Since niacin does not seem to suppress the secretion of chylomicrons by the intestines, it should be taken with meals. The meals do not necessarily have to have any carbohydrates in them. If you take niacin while fasting, you may feel “funny” and somewhat weak, because of the decrease in VLDL, free fatty acids, and ketones in circulation. These, particularly the free fatty acids and ketones, are important sources of energy in the fasted state.

Given niacin’s delayed effects, it does not seem to make much sense to take slow release niacin of any kind. In fact, the form of niacin that seems to work best is the instant-release one, the one that gives you the flush. It may be a good idea to wait until 3 to 5 hours after you take it to do heavy exercise. You may feel a surge of energy 3 to 5 hours after taking it, when the delayed effects kick in.

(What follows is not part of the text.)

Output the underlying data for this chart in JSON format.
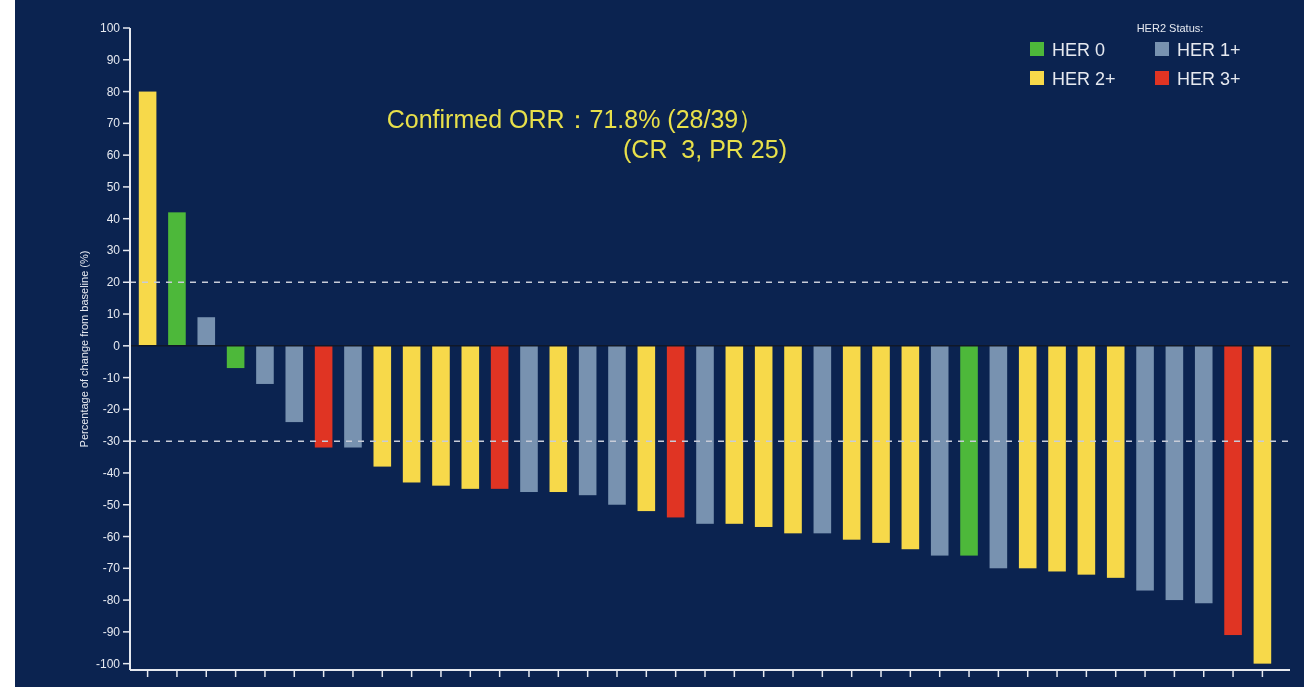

The delayed effects of niacin on growth hormone, cortisol and glucagon are probably the reasons why people taking niacin frequently see a small increase in fasting glucose levels. This increase is usually of a few percentage points, but can be a bit higher in some people. Growth hormone, cortisol and particularly glucagon increase blood glucose levels; and the blood levels of these hormones naturally rise in the morning to get you ready for the day ahead. Niacin seems to boost that. Hence the increase in fasting blood glucose levels. This appears to be a benign effect, easily counterbalanced by niacin’s many benefits.

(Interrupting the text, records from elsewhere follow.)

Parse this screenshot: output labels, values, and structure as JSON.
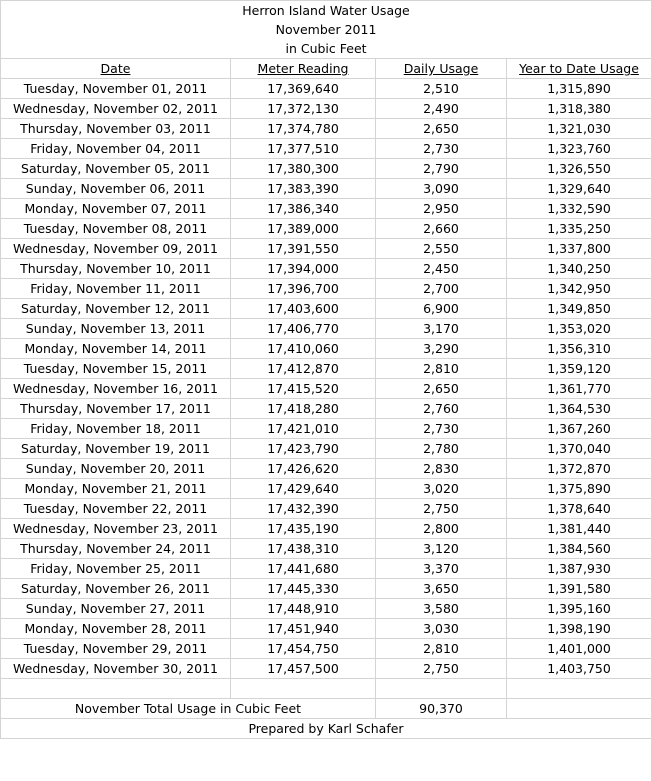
{
  "title": {
    "line1": "Herron Island Water Usage",
    "line2": "November 2011",
    "line3": "in Cubic Feet"
  },
  "headers": {
    "date": "Date",
    "meter": "Meter Reading",
    "daily": "Daily Usage",
    "ytd": "Year to Date Usage"
  },
  "rows": [
    {
      "date": "Tuesday, November 01, 2011",
      "meter": "17,369,640",
      "daily": "2,510",
      "ytd": "1,315,890"
    },
    {
      "date": "Wednesday, November 02, 2011",
      "meter": "17,372,130",
      "daily": "2,490",
      "ytd": "1,318,380"
    },
    {
      "date": "Thursday, November 03, 2011",
      "meter": "17,374,780",
      "daily": "2,650",
      "ytd": "1,321,030"
    },
    {
      "date": "Friday, November 04, 2011",
      "meter": "17,377,510",
      "daily": "2,730",
      "ytd": "1,323,760"
    },
    {
      "date": "Saturday, November 05, 2011",
      "meter": "17,380,300",
      "daily": "2,790",
      "ytd": "1,326,550"
    },
    {
      "date": "Sunday, November 06, 2011",
      "meter": "17,383,390",
      "daily": "3,090",
      "ytd": "1,329,640"
    },
    {
      "date": "Monday, November 07, 2011",
      "meter": "17,386,340",
      "daily": "2,950",
      "ytd": "1,332,590"
    },
    {
      "date": "Tuesday, November 08, 2011",
      "meter": "17,389,000",
      "daily": "2,660",
      "ytd": "1,335,250"
    },
    {
      "date": "Wednesday, November 09, 2011",
      "meter": "17,391,550",
      "daily": "2,550",
      "ytd": "1,337,800"
    },
    {
      "date": "Thursday, November 10, 2011",
      "meter": "17,394,000",
      "daily": "2,450",
      "ytd": "1,340,250"
    },
    {
      "date": "Friday, November 11, 2011",
      "meter": "17,396,700",
      "daily": "2,700",
      "ytd": "1,342,950"
    },
    {
      "date": "Saturday, November 12, 2011",
      "meter": "17,403,600",
      "daily": "6,900",
      "ytd": "1,349,850"
    },
    {
      "date": "Sunday, November 13, 2011",
      "meter": "17,406,770",
      "daily": "3,170",
      "ytd": "1,353,020"
    },
    {
      "date": "Monday, November 14, 2011",
      "meter": "17,410,060",
      "daily": "3,290",
      "ytd": "1,356,310"
    },
    {
      "date": "Tuesday, November 15, 2011",
      "meter": "17,412,870",
      "daily": "2,810",
      "ytd": "1,359,120"
    },
    {
      "date": "Wednesday, November 16, 2011",
      "meter": "17,415,520",
      "daily": "2,650",
      "ytd": "1,361,770"
    },
    {
      "date": "Thursday, November 17, 2011",
      "meter": "17,418,280",
      "daily": "2,760",
      "ytd": "1,364,530"
    },
    {
      "date": "Friday, November 18, 2011",
      "meter": "17,421,010",
      "daily": "2,730",
      "ytd": "1,367,260"
    },
    {
      "date": "Saturday, November 19, 2011",
      "meter": "17,423,790",
      "daily": "2,780",
      "ytd": "1,370,040"
    },
    {
      "date": "Sunday, November 20, 2011",
      "meter": "17,426,620",
      "daily": "2,830",
      "ytd": "1,372,870"
    },
    {
      "date": "Monday, November 21, 2011",
      "meter": "17,429,640",
      "daily": "3,020",
      "ytd": "1,375,890"
    },
    {
      "date": "Tuesday, November 22, 2011",
      "meter": "17,432,390",
      "daily": "2,750",
      "ytd": "1,378,640"
    },
    {
      "date": "Wednesday, November 23, 2011",
      "meter": "17,435,190",
      "daily": "2,800",
      "ytd": "1,381,440"
    },
    {
      "date": "Thursday, November 24, 2011",
      "meter": "17,438,310",
      "daily": "3,120",
      "ytd": "1,384,560"
    },
    {
      "date": "Friday, November 25, 2011",
      "meter": "17,441,680",
      "daily": "3,370",
      "ytd": "1,387,930"
    },
    {
      "date": "Saturday, November 26, 2011",
      "meter": "17,445,330",
      "daily": "3,650",
      "ytd": "1,391,580"
    },
    {
      "date": "Sunday, November 27, 2011",
      "meter": "17,448,910",
      "daily": "3,580",
      "ytd": "1,395,160"
    },
    {
      "date": "Monday, November 28, 2011",
      "meter": "17,451,940",
      "daily": "3,030",
      "ytd": "1,398,190"
    },
    {
      "date": "Tuesday, November 29, 2011",
      "meter": "17,454,750",
      "daily": "2,810",
      "ytd": "1,401,000"
    },
    {
      "date": "Wednesday, November 30, 2011",
      "meter": "17,457,500",
      "daily": "2,750",
      "ytd": "1,403,750"
    }
  ],
  "total": {
    "label": "November Total Usage in Cubic Feet",
    "value": "90,370"
  },
  "footer": {
    "prepared_by": "Prepared by Karl Schafer"
  },
  "colors": {
    "gridline": "#d4d4d4",
    "text": "#000000",
    "background": "#ffffff"
  }
}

In spite of a possible increase in fasting glucose levels, there is no evidence that niacin increases average blood glucose levels. If it did, that would not be a good thing. In fact, it has been argued that niacin intake can be part of an effective approach to treating diabetes; Robert C. Atkins discussed this in his Vita-Nutrient Solution book.

Niacin’s effects on lipids are somewhat similar to those of low carbohydrate dieting. For example, both lead to a decrease in fasting triglycerides and an increase in HDL cholesterol. But the mechanisms by which those effects are achieved appear to be rather different.

References:

Quabbe, H.J., Trompke, M., & Luyckx, A.S. (1983). Influence of ketone body infusion on plasma growth hormone and glucagon in man. J. Clin Endocrinol Metab., 57(3):613-8.

Quabbe, H.J., Luyckx, A.S., L'age M., & Schwarz, C. (1983). Growth hormone, cortisol, and glucagon concentrations during plasma free fatty acid depression: different effects of nicotinic acid and an adenosine derivative (BM 11.189). J. Clin Endocrinol Metab., 57(2):410-4.

Schade, D.S., Woodside, W., & Eaton, R.P. (1979). The role of glucagon in the regulation of plasma lipids. Metabolism, 28(8):874-86.